Substrates were incubated with IDE in the presence of GSH or GSSG [10−2 M]; left side of each graph. Alternatively, IDE was incubated with substrate and GSH or GSSG, then IDE was heat-inactivated. An additional 10−2 M GSH was added after enzyme inactivation and incubated for another 15 min before TCA precipitation (right side of each graph). Gray bars are Untreated Enzyme; white bars are Enzyme + GSH; black bars are Enzyme + GSSG. (A) Insulin degradation. (B) Amyloid β degradation. Background TCA solubility in the absence of enzyme was subtracted. Treatment with GSH after heat inactivation of the enzyme increases TCA solubility of insulin products by breaking disulfides. Amyloid-β, not having any disulfide bonds, is unaffected either before or after enzyme inactivation. Mean ± SEM of three independent experiments. *P<0.05, **P<0.01 compared to control.
Figure 10.
HPLC analysis of insulin degradation products.

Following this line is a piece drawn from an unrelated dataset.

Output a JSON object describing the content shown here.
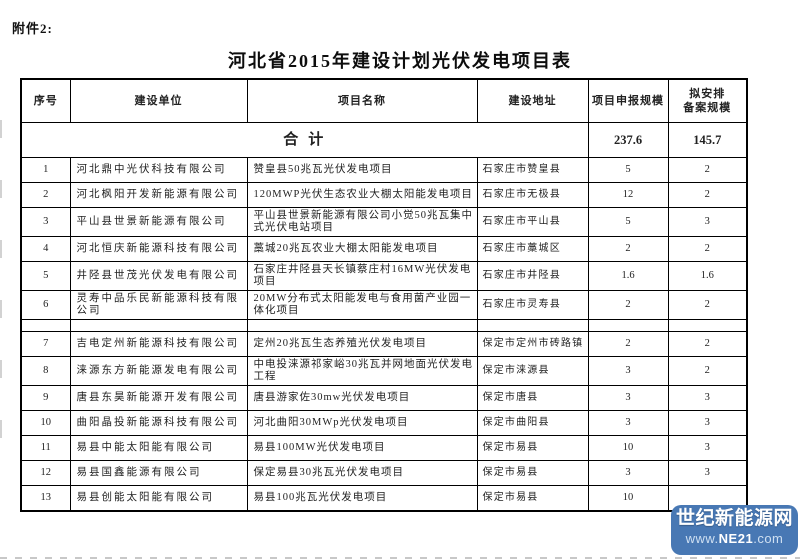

Insulin degradation products were qualitatively measured after incubation with (A) partially-purified IDE, (B) partially-purified IDE + GSH [10−2 M], and (C) partially-purified IDE + GSSG [10−2 M]. The peaks that changed in size with GSH treatment are identified with arrows (1, 2, and 3). GSH shifted the product pattern by decreasing peaks 2 and 3, and increasing peak 1. GSSG inhibits IDE and reduced all products.